Developers struggle to prioritise vulnerabilities, Veracode SOSS Language Snapshot reveals
August 2024 by Veracode
As developers struggle to prioritise security debt, Veracode announces latest innovations to identify and unify critical risk
New Veracode research shows developers remediate low-severity flaws with more urgency than severe flaws; new capabilities enable organisations to prioritise remediation that matters most
Veracode announced platform innovations to help organisations uncover, prioritise, and reduce security debt across their growing attack surface. Universal Connector and Application Security Heatmap, the two newest capabilities from Longbow powered by Veracode, allow organisations to quickly connect findings from any source and see the applications that are contributing to the most risk. Together, the Universal Connector and the Application Security Heatmap provide clear, operational insight into assets and issues, allowing remediation actions to be prioritised by quantifiable risk.
"The combination of mounting security debt, an expanding attack surface made more vulnerable by generative AI, and an overwhelming volume of security alerts makes it challenging for organisations to know which application risks to prioritise," said Chris Eng, Chief Research Officer at Veracode. "In fact, our State of Software Security research shows that many organisations are more focused on remediating low-severity flaws than critical flaws. Security leaders need technology that enables them to effectively uncover and manage application risk, and then reduce that risk by focusing on the issues that matter most across their entire attack surface."
Prioritisation of security debt: Critical vs non-critical
In its State of Software Security 2024 Language Snapshot, Veracode revealed the varying prevalence of "critical" and "non-critical" security debt among applications written in different languages. Critical security debt is defined for this report as high-severity flaws that remain unfixed for longer than a year. If exploited, these flaws would put the integrity and availability of organisations at serious risk.

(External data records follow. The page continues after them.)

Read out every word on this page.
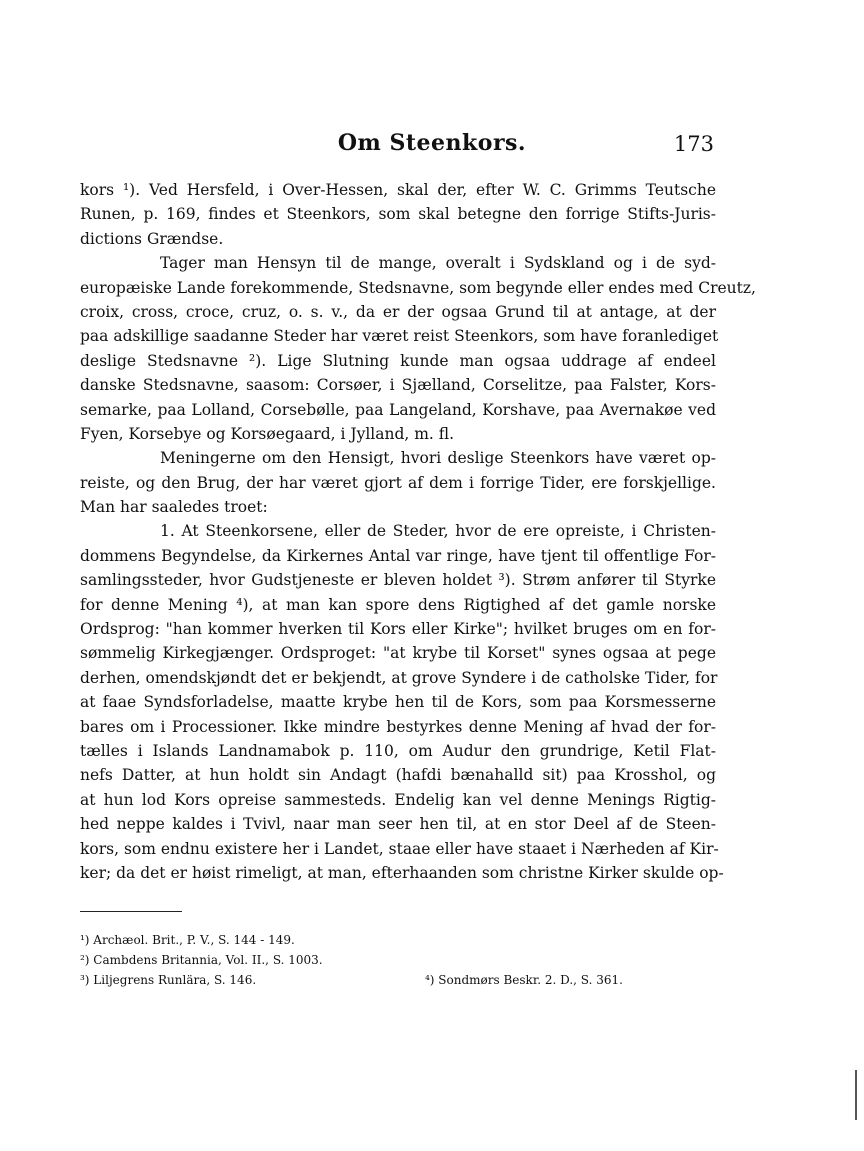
Om Steenkors.	173
kors ¹). Ved Hersfeld, i Over-Hessen, skal der, efter W. C. Grimms Teutsche
Runen, p. 169, findes et Steenkors, som skal betegne den forrige Stifts-Juris-
dictions Grændse.
Tager man Hensyn til de mange, overalt i Sydskland og i de syd-
europæiske Lande forekommende, Stedsnavne, som begynde eller endes med Creutz,
croix, cross, croce, cruz, o. s. v., da er der ogsaa Grund til at antage, at der
paa adskillige saadanne Steder har været reist Steenkors, som have foranlediget
deslige Stedsnavne ²). Lige Slutning kunde man ogsaa uddrage af endeel
danske Stedsnavne, saasom: Corsøer, i Sjælland, Corselitze, paa Falster, Kors-
semarke, paa Lolland, Corsebølle, paa Langeland, Korshave, paa Avernakøe ved
Fyen, Korsebye og Korsøegaard, i Jylland, m. fl.
Meningerne om den Hensigt, hvori deslige Steenkors have været op-
reiste, og den Brug, der har været gjort af dem i forrige Tider, ere forskjellige.
Man har saaledes troet:
1. At Steenkorsene, eller de Steder, hvor de ere opreiste, i Christen-
dommens Begyndelse, da Kirkernes Antal var ringe, have tjent til offentlige For-
samlingssteder, hvor Gudstjeneste er bleven holdet ³). Strøm anfører til Styrke
for denne Mening ⁴), at man kan spore dens Rigtighed af det gamle norske
Ordsprog: "han kommer hverken til Kors eller Kirke"; hvilket bruges om en for-
sømmelig Kirkegjænger. Ordsproget: "at krybe til Korset" synes ogsaa at pege
derhen, omendskjøndt det er bekjendt, at grove Syndere i de catholske Tider, for
at faae Syndsforladelse, maatte krybe hen til de Kors, som paa Korsmesserne
bares om i Processioner. Ikke mindre bestyrkes denne Mening af hvad der for-
tælles i Islands Landnamabok p. 110, om Audur den grundrige, Ketil Flat-
nefs Datter, at hun holdt sin Andagt (hafdi bænahalld sit) paa Krosshol, og
at hun lod Kors opreise sammesteds. Endelig kan vel denne Menings Rigtig-
hed neppe kaldes i Tvivl, naar man seer hen til, at en stor Deel af de Steen-
kors, som endnu existere her i Landet, staae eller have staaet i Nærheden af Kir-
ker; da det er høist rimeligt, at man, efterhaanden som christne Kirker skulde op-
¹) Archæol. Brit., P. V., S. 144 - 149.
²) Cambdens Britannia, Vol. II., S. 1003.
³) Liljegrens Runlära, S. 146.	⁴) Sondmørs Beskr. 2. D., S. 361.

The research found that while most security debt exists in first-party code written by in-house developers, the most critical security debt resides in third-party code (e.g., open-source software imported into the codebase). For example, 80 percent of critical debt in Java apps, and 63 percent in JavaScript apps, is in third-party code. The report also found about 51 percent of critical flaws in Java apps turn into security debt, while only about 45 percent of low to medium flaws progress into security debt.

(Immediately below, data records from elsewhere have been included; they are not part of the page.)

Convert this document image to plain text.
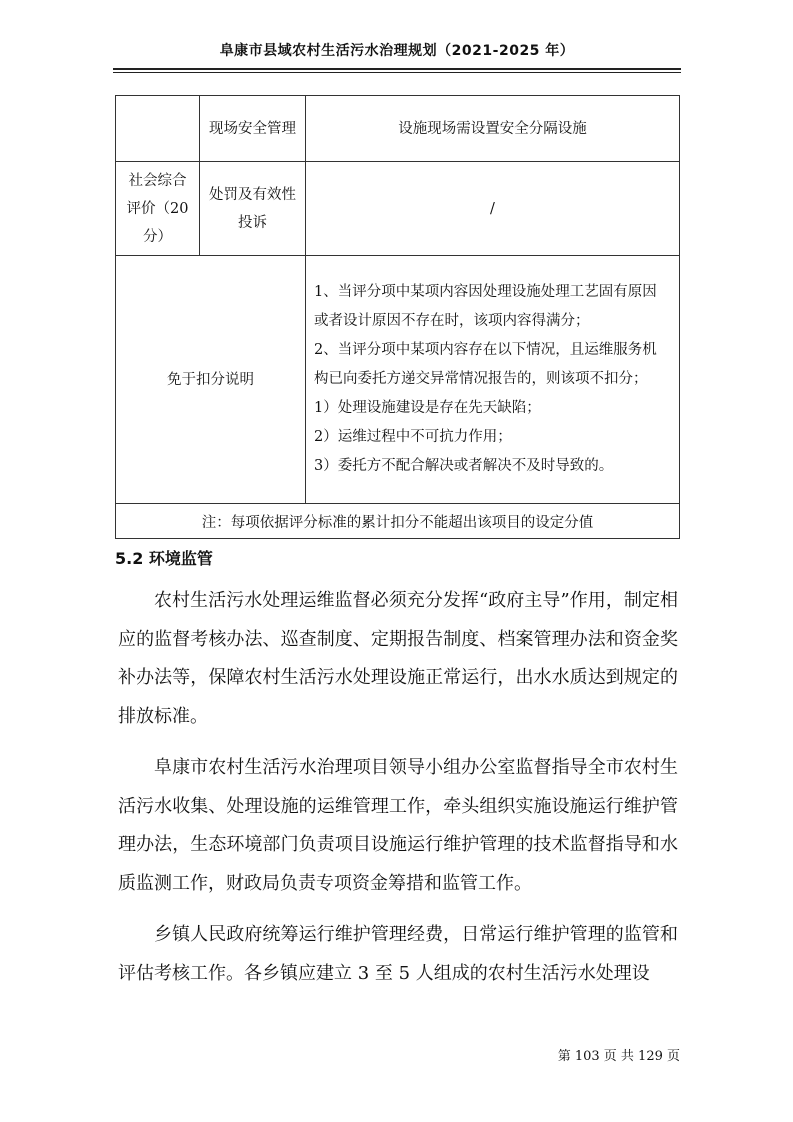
阜康市县域农村生活污水治理规划（2021-2025 年）
	现场安全管理	设施现场需设置安全分隔设施
社会综合评价（20 分）	处罚及有效性投诉	/
免于扣分说明		1、当评分项中某项内容因处理设施处理工艺固有原因或者设计原因不存在时，该项内容得满分；
2、当评分项中某项内容存在以下情况，且运维服务机构已向委托方递交异常情况报告的，则该项不扣分；
1）处理设施建设是存在先天缺陷；
2）运维过程中不可抗力作用；
3）委托方不配合解决或者解决不及时导致的。

注：每项依据评分标准的累计扣分不能超出该项目的设定分值		
5.2 环境监管

农村生活污水处理运维监督必须充分发挥“政府主导”作用，制定相应的监督考核办法、巡查制度、定期报告制度、档案管理办法和资金奖补办法等，保障农村生活污水处理设施正常运行，出水水质达到规定的排放标准。

阜康市农村生活污水治理项目领导小组办公室监督指导全市农村生活污水收集、处理设施的运维管理工作，牵头组织实施设施运行维护管理办法，生态环境部门负责项目设施运行维护管理的技术监督指导和水质监测工作，财政局负责专项资金筹措和监管工作。

乡镇人民政府统筹运行维护管理经费，日常运行维护管理的监管和评估考核工作。各乡镇应建立 3 至 5 人组成的农村生活污水处理设

第 103 页 共 129 页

Eng said, "With the overflowing volume of security flaws, developers are not prioritising those that present the most risk. While focusing on non-critical flaws may result in some quick fixes, developers should use their limited capacity to work on fixing critical flaws with the highest potential impact on security."
Putting visibility and prioritisation first: Universal connector & application security heatmap
Building on Veracode’s acquisition of Longbow Security in April this year, and the introduction of Longbow’s Repo Risk Visibility and Analysis capability in May, Universal Connector and Application Security Heatmap are designed with developers’ time in mind. The capabilities provide operational oversight to help developers and security teams quickly identify and prioritise the most important fixes for growing security debt across their applications.
Universal Connector allows organisations to quickly access disparate source data they otherwise couldn’t bring into the Longbow platform, meaning they don’t have to wait for a tool-specific connector. The Application Security Heatmap maps the application back to the owner and shows a 90-day risk trend, as well as enabling customisation of the risk threshold to meet organisational policy. Application security teams and developers can analyse each application, view the distribution of risk, and implement recommendations for the Best Next Action™ to remediate that risk.
"As organisations seek to find and fix mounting critical security debt, the need for risk-focused visibility and prioritisation is clear," said Derek Maki, Vice President of Product Management at Veracode. "The new capabilities in the Longbow platform provide our customers with a deeper understanding of an organisation’s riskiest applications, plus the unique ability to identify the top five most impactful solutions for improvement."
Enhanced by the Longbow acquisition, Veracode closes the gap between development and security teams, delivering visibility from code repositories to cloud assets and runtime. Longbow also identifies infrastructure-as-code and misconfiguration risk for cloud assets originating from repositories.